Filmmaker Megumi Sasaki at BMFI's screening of Herb and Dorothy.
Herbert and Dorothy Vogel began collecting art in the early 1960s, and over the next thirty years the couple gathered an astonishing assortment of Minimalist and Conceptual art. Living on her salary as a librarian, the couple spent his postal clerk paychecks entirely on expanding their art collection. New pieces had to follow two rules: they had to be affordable and fit in the couple’s tiny, one-bedroom Manhattan apartment. Before they moved their collection to the National Gallery of Art in Washington, D.C. in 1992, every corner (including the bathroom and the kitchen) was filled with over 4,000 works by more than 200 artists. Featuring art by such luminaries as Sol LeWitt, Christo and Jeanne-Claude, Richard Tuttle, Chuck Close, Robert Mangold, Sylvia Plimack Mangold, Lynda Benglis, Pat Steir, Robert Barry, Lucio Pozzi, and Lawrence Weiner—many of whom the couple also consider friends—the collection had appreciated considerably and was worth millions of dollars, but this remarkable couple never sold off a piece or treated the collection as a financial investment.
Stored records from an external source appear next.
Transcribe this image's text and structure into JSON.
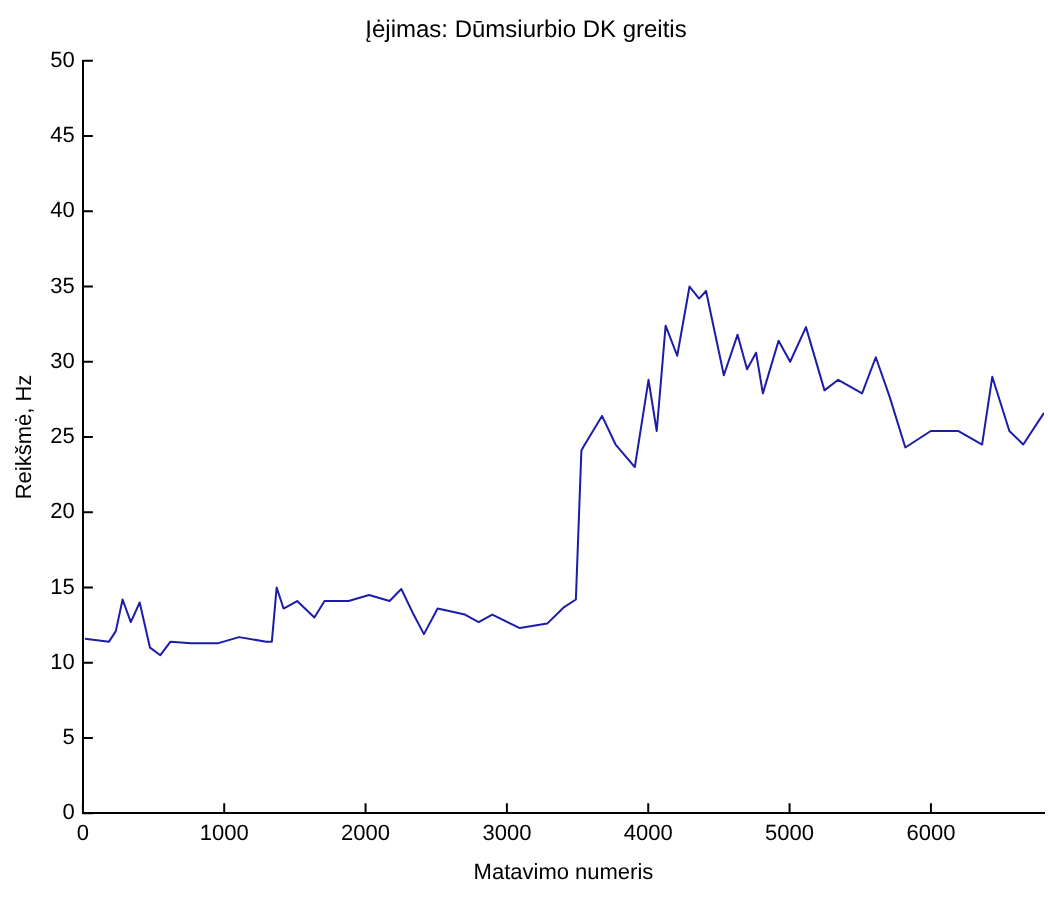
{
  "chart_data": {
    "type": "line",
    "title": "Įėjimas: Dūmsiurbio DK greitis",
    "xlabel": "Matavimo numeris",
    "ylabel": "Reikšmė, Hz",
    "xlim": [
      0,
      6800
    ],
    "xticks": [
      0,
      1000,
      2000,
      3000,
      4000,
      5000,
      6000
    ],
    "ylim": [
      0,
      50
    ],
    "yticks": [
      0,
      5,
      10,
      15,
      20,
      25,
      30,
      35,
      40,
      45,
      50
    ],
    "grid": false,
    "legend": false,
    "series": [
      {
        "color": "#1c1ca8",
        "x": [
          15,
          185,
          233,
          281,
          339,
          402,
          475,
          548,
          620,
          766,
          959,
          1105,
          1298,
          1337,
          1371,
          1420,
          1516,
          1638,
          1710,
          1880,
          2025,
          2170,
          2253,
          2340,
          2413,
          2510,
          2703,
          2800,
          2897,
          3091,
          3285,
          3405,
          3488,
          3527,
          3551,
          3673,
          3769,
          3905,
          4002,
          4060,
          4123,
          4205,
          4292,
          4360,
          4409,
          4535,
          4632,
          4699,
          4763,
          4811,
          4922,
          5004,
          5116,
          5247,
          5344,
          5513,
          5610,
          5707,
          5819,
          5999,
          6192,
          6362,
          6434,
          6555,
          6653,
          6800
        ],
        "values": [
          11.6,
          11.4,
          12.1,
          14.2,
          12.7,
          14.0,
          11.0,
          10.5,
          11.4,
          11.3,
          11.3,
          11.7,
          11.4,
          11.4,
          15.0,
          13.6,
          14.1,
          13.0,
          14.1,
          14.1,
          14.5,
          14.1,
          14.9,
          13.2,
          11.9,
          13.6,
          13.2,
          12.7,
          13.2,
          12.3,
          12.6,
          13.7,
          14.2,
          24.1,
          24.5,
          26.4,
          24.5,
          23.0,
          28.8,
          25.4,
          32.4,
          30.4,
          35.0,
          34.2,
          34.7,
          29.1,
          31.8,
          29.5,
          30.6,
          27.9,
          31.4,
          30.0,
          32.3,
          28.1,
          28.8,
          27.9,
          30.3,
          27.7,
          24.3,
          25.4,
          25.4,
          24.5,
          29.0,
          25.4,
          24.5,
          26.6
        ]
      }
    ]
  }
}
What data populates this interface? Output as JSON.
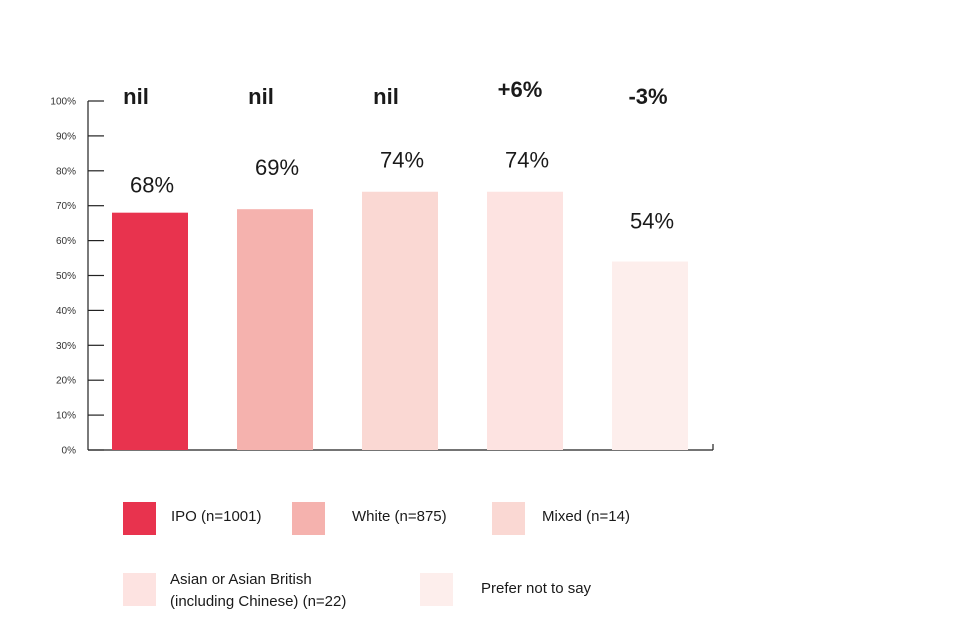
{
  "chart_data": {
    "type": "bar",
    "categories": [
      "IPO (n=1001)",
      "White (n=875)",
      "Mixed (n=14)",
      "Asian or Asian British (including Chinese) (n=22)",
      "Prefer not to say"
    ],
    "values": [
      68,
      69,
      74,
      74,
      54
    ],
    "value_labels": [
      "68%",
      "69%",
      "74%",
      "74%",
      "54%"
    ],
    "change_labels": [
      "nil",
      "nil",
      "nil",
      "+6%",
      "-3%"
    ],
    "colors": [
      "#e8334e",
      "#f5b2ae",
      "#fad8d3",
      "#fde3e1",
      "#fdeeec"
    ],
    "ylim": [
      0,
      100
    ],
    "yticks": [
      "0%",
      "10%",
      "20%",
      "30%",
      "40%",
      "50%",
      "60%",
      "70%",
      "80%",
      "90%",
      "100%"
    ],
    "legend": [
      {
        "lines": [
          "IPO (n=1001)"
        ]
      },
      {
        "lines": [
          "White  (n=875)"
        ]
      },
      {
        "lines": [
          "Mixed (n=14)"
        ]
      },
      {
        "lines": [
          "Asian or Asian British",
          "(including Chinese) (n=22)"
        ]
      },
      {
        "lines": [
          "Prefer not to say"
        ]
      }
    ],
    "legend_placement": "bottom",
    "grid": false
  }
}
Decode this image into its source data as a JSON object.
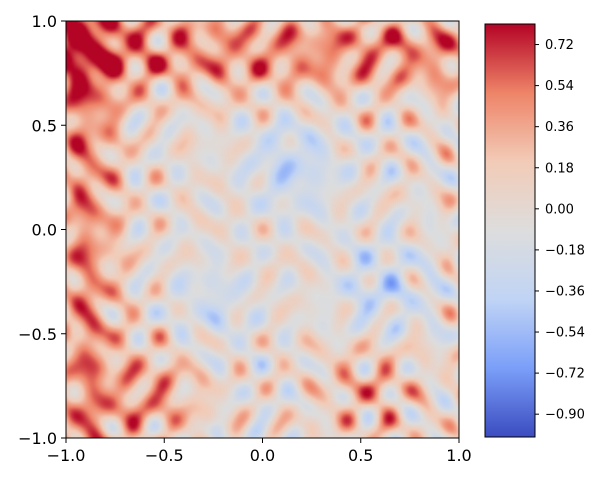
{
  "chart_data": {
    "type": "heatmap",
    "title": "",
    "xlabel": "",
    "ylabel": "",
    "xlim": [
      -1.0,
      1.0
    ],
    "ylim": [
      -1.0,
      1.0
    ],
    "x_ticks": [
      {
        "value": -1.0,
        "label": "−1.0"
      },
      {
        "value": -0.5,
        "label": "−0.5"
      },
      {
        "value": 0.0,
        "label": "0.0"
      },
      {
        "value": 0.5,
        "label": "0.5"
      },
      {
        "value": 1.0,
        "label": "1.0"
      }
    ],
    "y_ticks": [
      {
        "value": -1.0,
        "label": "−1.0"
      },
      {
        "value": -0.5,
        "label": "−0.5"
      },
      {
        "value": 0.0,
        "label": "0.0"
      },
      {
        "value": 0.5,
        "label": "0.5"
      },
      {
        "value": 1.0,
        "label": "1.0"
      }
    ],
    "colormap": "coolwarm",
    "colormap_stops": [
      "#3b4cc0",
      "#7b9ff9",
      "#c0d4f5",
      "#dddddd",
      "#f2cbb7",
      "#ee8468",
      "#b40426"
    ],
    "value_range": [
      -1.0,
      0.81
    ],
    "colorbar_ticks": [
      {
        "value": 0.72,
        "label": "0.72"
      },
      {
        "value": 0.54,
        "label": "0.54"
      },
      {
        "value": 0.36,
        "label": "0.36"
      },
      {
        "value": 0.18,
        "label": "0.18"
      },
      {
        "value": 0.0,
        "label": "0.00"
      },
      {
        "value": -0.18,
        "label": "−0.18"
      },
      {
        "value": -0.36,
        "label": "−0.36"
      },
      {
        "value": -0.54,
        "label": "−0.54"
      },
      {
        "value": -0.72,
        "label": "−0.72"
      },
      {
        "value": -0.9,
        "label": "−0.90"
      }
    ],
    "grid": false,
    "field_description": "interference pattern of high-frequency oscillations with warm (positive) bands near the top edge, left edge and bottom-left corner and cool (negative) regions near the center and lower-right"
  }
}
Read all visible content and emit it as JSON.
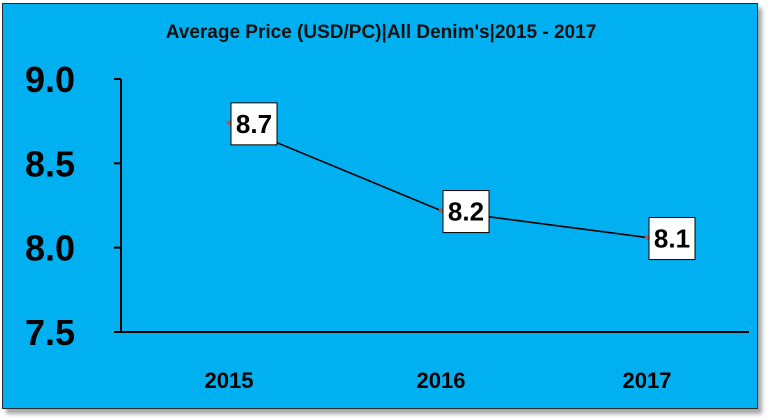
{
  "chart_data": {
    "type": "line",
    "title": "Average Price (USD/PC)|All Denim's|2015 - 2017",
    "xlabel": "",
    "ylabel": "",
    "categories": [
      "2015",
      "2016",
      "2017"
    ],
    "series": [
      {
        "values": [
          8.74,
          8.22,
          8.06
        ],
        "labels": [
          "8.7",
          "8.2",
          "8.1"
        ]
      }
    ],
    "ylim": [
      7.5,
      9.0
    ],
    "yticks": [
      "9.0",
      "8.5",
      "8.0",
      "7.5"
    ],
    "grid": false,
    "legend": "none",
    "colors": {
      "background": "#00b0f0",
      "line": "#000000",
      "marker": "#c0504d",
      "label_box": "#ffffff"
    }
  }
}
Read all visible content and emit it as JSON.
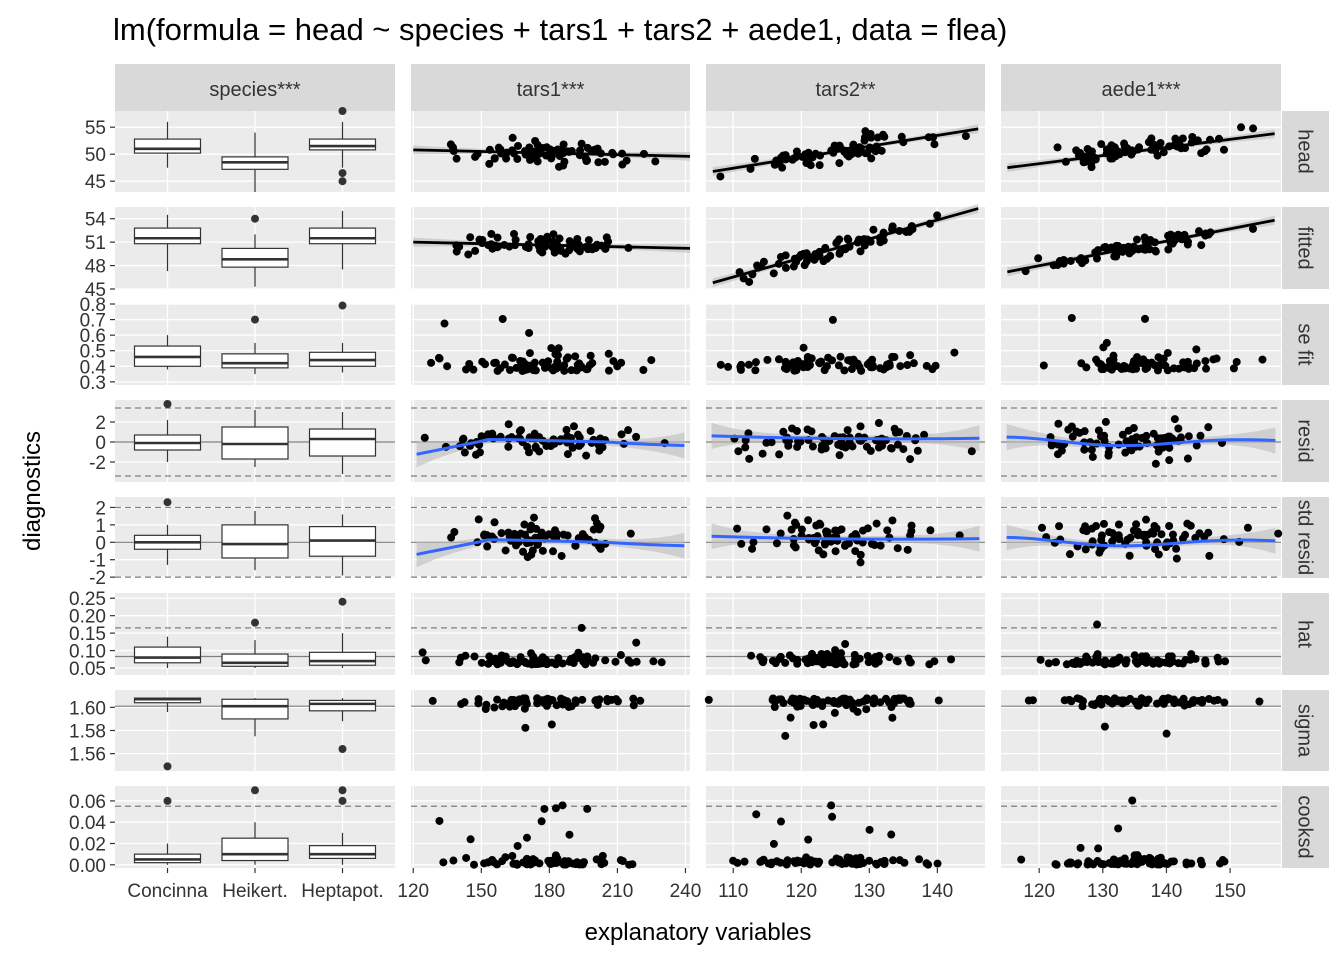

Megumi’s film captures how these unorthodox collectors see the art they love. Herb & Dorothy received the Golden Starfish Award for the Best Documentary Film and Audience Award from the 2008 Hamptons International Film Festival, as well as Audience Awards from the 2008 SILVERDOCS Film Festival and the 2009 Philadelphia Cinefest. The film was also named one of their “Best of Fest” of the Palm Springs International Film Festival in 2009.
Filmmaker Megumi Sasaki on Herb & Dorothy:
How did you get involved with the Vogels?
I was filming a piece for Japanese television on a Christo and Jeanne-Claude exhibit and I saw the Vogels’ names everywhere. Someone told me who they were. I hoped to do something with that story. I went downstairs and bought the collection catalogue, but didn’t do anything with it then. One and a half years later I met the Vogels in person at an event for Christo and Jeanne-Claude in New York. I introduced myself to them and vaguely told them an idea for this project—I knew that it had to be visual, TV or film. One week later I was invited to their apartment. That was September 2004.
Did you know it was going to be such a big project when you started?
Before I started, I didn’t know anything about art or filmmaking. I thought I was making a small film about two small people. I thought it would take six months. [Underestimating the project] was a huge mistake—it took four years and almost bankrupted me. Herb and Dorothy taught me a lot about art, passion, and how to have passion for life. It’s a story about two small giants.
Where there any stories that didn’t make it in the film? Did it change during editing?
I filmed over 120 hours of footage. All of the major stories made it into the film. However, when I first came up with the first cut, there was a lot of talking by curators and art historians and professionals. I didn’t know a lot about minimalist and conceptual art, and was relying on them to explain it. We did a test screening, and people hated it. It was almost a textbook kind of film about art. I learned that if I wanted to talk about minimalist and conceptual art, it had to be through Herb and Dorothy. That was hard though, because they don’t talk about why they like a piece of art; they just think it is beautiful. It is in their faces, how they see art. It was difficult to figure out how to show that.
How did your extensive background as a journalist and TV producer impact how you approached Herb & Dorothy, your first feature?
It did two things. First, it helped me to tell the story. I didn’t want to make just an art film, I wanted it to appeal to the general public. So in a way it helped me that I wasn’t part of the art world, so I could just tell the story from a lay person’s point of view and break down the language. I didn’t want to assume that the audience had prior knowledge of art, like most art documentaries. The second thing is that when I look back on it now, it looks like an extension of a television piece. I think that it’s maybe too informative, explaining too much, forcing my view.
What are you working on now?
I’m working on a short sequel. The Vogel collection donated fifty works to fifty states as part of a nationwide gift project in art. I’m looking at the reaction of local museums, how the gifts are affecting them, and how local people accept them. I’ve been working on it since the end of 2008; it’s a matter of funding now.
Herb & Dorothy is available for sale and on Netflix. Visit the film’s official site for more information: http://www.herbanddorothy.com/.
Megumi Sasaki produced and directed Herb & Dorothy. Born and raised in Japan, she began her career as a freelance journalist whose big break came when she covered the aftermath of the fall of the Berlin Wall for Yomiuri Shimbun, Japan’s highest-circulation newspaper. Megumi then spent four years at NHK, Japan’s sole public broadcaster (akin to the BBC), as an anchor, news director and reporter for Ohayo Nippon, a popular morning news program. As a freelance television documentary news director and field producer, she developed programs for Japan’s premiere documentary series, NHK Special, as well as for commercial networks including TBS, TV Asahi, Nippon Television and TV Tokyo. In 2002, Megumi founded her production company, Fine Line Media, to facilitate her new interest in feature documentary projects, of which Herb & Dorothy is the first.